Con el presente escrito deseo expresar mi solidaridad a todos los docentes que haciendo lo que buenamente pueden con los medios materiales y las condiciones laborales de las que disponen, realizan una labor tan vital como la de culturizar unos pequeños cerebros que serán nuestro futuro a no muy tardar.
Y especialmente a los integrantes de la Escuela Municipal de Música de la cual con mis treinta y dos años soy alumno, y convivo con la escasez de presupuesto tanto para material como para adecuación de instrumentos…etc.
Multitud de cuestiones apenan los días de muchos vecinos de Barbastro. La mayoría de ellas se encuentran fuera de nuestro poder individual si hablamos de solventarlas pero afortunadamente cada persona, en el campo que sea, y del modo que sea, posee una cultura que le ayuda a comprender el poqué de lo que acontece e incluso los más intrépidos intentan poner barreras al sinfín de despropósitos e irracionalidades que día a día intoxican nuestra vida.
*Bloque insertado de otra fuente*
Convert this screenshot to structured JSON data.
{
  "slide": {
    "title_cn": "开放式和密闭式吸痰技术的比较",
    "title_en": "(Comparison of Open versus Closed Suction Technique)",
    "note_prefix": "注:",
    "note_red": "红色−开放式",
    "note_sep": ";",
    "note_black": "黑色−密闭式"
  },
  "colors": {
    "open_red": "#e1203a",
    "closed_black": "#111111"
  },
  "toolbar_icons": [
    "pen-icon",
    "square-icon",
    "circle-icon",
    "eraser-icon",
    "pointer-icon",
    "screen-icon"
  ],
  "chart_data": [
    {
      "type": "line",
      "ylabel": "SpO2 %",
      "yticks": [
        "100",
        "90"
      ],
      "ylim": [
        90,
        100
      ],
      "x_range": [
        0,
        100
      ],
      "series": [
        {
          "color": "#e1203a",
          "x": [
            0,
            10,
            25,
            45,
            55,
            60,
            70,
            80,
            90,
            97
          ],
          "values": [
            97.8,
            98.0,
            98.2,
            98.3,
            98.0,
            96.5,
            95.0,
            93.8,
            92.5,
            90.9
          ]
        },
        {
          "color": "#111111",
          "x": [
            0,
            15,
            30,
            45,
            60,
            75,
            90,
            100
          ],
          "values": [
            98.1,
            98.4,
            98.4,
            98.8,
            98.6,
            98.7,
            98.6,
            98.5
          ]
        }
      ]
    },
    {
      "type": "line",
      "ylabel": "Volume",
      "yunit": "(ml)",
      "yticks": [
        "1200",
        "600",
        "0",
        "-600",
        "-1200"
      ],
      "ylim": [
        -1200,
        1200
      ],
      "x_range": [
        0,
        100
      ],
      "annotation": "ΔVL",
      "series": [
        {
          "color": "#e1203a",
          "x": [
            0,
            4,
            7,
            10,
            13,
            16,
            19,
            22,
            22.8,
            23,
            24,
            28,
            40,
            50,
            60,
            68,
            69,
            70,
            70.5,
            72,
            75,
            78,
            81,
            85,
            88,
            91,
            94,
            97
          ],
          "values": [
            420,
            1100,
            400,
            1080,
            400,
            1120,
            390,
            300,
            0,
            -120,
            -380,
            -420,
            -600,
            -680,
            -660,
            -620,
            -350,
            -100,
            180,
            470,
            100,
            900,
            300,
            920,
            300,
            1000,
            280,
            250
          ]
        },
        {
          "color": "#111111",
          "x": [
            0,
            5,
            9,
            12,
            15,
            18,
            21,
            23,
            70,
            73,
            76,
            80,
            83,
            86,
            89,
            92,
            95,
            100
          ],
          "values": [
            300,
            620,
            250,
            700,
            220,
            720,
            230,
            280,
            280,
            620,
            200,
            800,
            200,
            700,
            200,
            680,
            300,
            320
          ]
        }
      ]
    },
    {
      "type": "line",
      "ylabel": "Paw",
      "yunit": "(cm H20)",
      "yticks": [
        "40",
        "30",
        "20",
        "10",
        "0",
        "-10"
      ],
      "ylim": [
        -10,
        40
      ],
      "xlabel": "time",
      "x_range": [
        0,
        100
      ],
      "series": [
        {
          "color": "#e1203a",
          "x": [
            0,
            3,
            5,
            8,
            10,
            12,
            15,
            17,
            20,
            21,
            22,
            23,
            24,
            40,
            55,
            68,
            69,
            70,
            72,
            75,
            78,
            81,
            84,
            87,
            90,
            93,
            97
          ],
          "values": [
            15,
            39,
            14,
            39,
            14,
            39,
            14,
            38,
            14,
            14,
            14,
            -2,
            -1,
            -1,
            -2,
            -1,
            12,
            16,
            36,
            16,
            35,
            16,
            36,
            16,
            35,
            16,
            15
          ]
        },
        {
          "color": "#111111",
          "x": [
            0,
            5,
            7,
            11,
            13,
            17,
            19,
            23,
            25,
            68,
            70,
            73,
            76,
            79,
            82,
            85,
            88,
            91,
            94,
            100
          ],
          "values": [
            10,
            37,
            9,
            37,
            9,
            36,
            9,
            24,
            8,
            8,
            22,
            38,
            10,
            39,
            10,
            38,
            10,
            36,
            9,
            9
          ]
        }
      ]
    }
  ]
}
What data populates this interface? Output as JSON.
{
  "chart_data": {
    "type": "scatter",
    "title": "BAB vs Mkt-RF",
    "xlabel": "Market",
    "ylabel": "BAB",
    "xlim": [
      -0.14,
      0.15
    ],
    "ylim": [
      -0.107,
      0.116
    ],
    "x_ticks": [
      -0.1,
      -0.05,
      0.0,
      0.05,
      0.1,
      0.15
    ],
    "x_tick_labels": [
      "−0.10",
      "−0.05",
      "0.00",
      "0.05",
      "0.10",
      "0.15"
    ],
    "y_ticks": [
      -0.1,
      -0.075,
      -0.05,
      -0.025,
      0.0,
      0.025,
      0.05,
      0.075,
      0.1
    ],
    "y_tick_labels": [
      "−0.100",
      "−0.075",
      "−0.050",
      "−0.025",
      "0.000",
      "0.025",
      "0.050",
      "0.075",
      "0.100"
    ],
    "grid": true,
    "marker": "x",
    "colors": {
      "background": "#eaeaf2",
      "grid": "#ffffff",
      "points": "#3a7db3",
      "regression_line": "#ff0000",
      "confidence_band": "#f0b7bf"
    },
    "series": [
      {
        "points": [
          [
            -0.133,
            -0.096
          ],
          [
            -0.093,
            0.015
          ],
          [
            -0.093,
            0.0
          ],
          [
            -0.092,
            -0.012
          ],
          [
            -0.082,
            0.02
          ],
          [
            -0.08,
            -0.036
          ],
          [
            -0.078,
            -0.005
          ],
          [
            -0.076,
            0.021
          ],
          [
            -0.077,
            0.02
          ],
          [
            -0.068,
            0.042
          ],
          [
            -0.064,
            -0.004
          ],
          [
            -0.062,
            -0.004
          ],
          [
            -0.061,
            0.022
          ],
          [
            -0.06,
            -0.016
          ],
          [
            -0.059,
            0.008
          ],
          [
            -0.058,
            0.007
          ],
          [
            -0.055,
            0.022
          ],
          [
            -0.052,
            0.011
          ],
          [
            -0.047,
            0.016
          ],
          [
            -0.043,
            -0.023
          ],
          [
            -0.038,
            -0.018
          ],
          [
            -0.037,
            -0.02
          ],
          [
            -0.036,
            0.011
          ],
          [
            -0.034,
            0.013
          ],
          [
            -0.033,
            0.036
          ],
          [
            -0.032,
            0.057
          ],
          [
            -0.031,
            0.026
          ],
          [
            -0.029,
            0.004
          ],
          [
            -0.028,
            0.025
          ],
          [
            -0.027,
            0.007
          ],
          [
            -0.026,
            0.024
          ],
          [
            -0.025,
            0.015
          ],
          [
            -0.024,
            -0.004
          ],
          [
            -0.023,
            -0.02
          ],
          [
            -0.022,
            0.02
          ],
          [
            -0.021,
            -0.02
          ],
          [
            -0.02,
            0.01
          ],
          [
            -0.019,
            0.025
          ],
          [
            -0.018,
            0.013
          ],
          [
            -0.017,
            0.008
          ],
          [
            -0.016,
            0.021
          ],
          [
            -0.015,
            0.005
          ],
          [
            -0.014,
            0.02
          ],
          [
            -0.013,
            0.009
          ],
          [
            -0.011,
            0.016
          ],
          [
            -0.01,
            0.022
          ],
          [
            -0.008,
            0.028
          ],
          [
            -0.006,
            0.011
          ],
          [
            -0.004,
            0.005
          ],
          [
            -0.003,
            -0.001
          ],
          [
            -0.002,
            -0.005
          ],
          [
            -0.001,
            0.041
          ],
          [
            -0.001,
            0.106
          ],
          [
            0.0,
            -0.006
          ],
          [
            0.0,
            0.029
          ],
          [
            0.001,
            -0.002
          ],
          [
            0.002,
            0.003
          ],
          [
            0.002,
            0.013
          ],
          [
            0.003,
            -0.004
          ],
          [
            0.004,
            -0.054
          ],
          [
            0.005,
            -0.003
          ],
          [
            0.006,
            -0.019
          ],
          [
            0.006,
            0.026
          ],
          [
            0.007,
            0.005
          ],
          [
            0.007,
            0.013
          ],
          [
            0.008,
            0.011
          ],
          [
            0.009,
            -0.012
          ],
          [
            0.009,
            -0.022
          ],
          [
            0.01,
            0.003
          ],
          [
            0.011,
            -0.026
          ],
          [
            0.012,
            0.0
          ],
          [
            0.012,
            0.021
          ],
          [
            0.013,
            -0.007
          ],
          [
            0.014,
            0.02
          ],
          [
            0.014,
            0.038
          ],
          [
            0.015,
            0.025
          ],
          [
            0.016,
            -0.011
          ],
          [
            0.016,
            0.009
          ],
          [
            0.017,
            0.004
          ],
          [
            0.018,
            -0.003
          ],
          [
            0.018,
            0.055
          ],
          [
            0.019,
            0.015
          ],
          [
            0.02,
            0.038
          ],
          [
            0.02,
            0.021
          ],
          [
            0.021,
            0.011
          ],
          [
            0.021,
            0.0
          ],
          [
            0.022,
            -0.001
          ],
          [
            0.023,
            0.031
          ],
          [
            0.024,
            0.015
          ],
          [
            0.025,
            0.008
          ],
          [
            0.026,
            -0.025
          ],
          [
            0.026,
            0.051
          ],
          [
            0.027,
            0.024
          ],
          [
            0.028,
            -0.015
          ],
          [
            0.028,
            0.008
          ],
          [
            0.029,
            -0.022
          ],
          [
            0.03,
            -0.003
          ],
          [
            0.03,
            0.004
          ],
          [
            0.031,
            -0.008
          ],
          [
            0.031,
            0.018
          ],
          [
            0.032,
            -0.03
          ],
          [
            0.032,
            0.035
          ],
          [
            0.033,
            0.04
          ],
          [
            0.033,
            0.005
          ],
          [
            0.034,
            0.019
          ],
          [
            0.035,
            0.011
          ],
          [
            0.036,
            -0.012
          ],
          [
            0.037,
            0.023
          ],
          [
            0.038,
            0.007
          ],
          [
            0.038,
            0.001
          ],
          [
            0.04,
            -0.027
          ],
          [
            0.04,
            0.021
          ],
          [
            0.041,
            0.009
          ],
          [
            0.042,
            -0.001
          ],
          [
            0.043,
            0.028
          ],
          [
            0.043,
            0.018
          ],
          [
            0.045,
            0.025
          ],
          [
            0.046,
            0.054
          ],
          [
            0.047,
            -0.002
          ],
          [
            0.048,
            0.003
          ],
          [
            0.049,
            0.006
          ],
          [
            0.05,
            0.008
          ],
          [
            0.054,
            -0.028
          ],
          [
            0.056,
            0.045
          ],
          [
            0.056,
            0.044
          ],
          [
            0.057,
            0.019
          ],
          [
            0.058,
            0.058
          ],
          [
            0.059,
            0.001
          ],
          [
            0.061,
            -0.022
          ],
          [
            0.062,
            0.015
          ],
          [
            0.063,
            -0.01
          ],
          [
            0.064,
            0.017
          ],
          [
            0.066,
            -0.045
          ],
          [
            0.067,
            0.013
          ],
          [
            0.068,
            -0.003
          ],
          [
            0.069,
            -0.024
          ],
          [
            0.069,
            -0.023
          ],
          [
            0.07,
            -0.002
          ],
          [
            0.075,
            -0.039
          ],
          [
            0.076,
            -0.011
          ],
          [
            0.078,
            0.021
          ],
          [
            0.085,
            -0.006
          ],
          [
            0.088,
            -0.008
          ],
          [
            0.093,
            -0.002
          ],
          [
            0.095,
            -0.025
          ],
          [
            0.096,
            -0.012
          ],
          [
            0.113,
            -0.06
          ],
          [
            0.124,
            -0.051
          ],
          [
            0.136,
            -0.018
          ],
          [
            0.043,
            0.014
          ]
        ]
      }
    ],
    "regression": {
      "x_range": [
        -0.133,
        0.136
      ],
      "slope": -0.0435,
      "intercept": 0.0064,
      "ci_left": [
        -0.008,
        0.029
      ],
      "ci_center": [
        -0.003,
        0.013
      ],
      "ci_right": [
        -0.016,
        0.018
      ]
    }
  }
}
Así pues, vamos a pedir por una mejor dotación de medios a los centros de enseñanza de la materia que sea, pues es seguro la única forma de mejorar las raíces de una sociedad que cada día enferma más y más en cada una de sus ramas.
La cultura es el único recurso individual de cada persona que le impide convertirse en un robot, en una máquina carente de personalidad y de ideas propias que ayuden a cambiar tantas y tantas cosas que se deberían cambiar.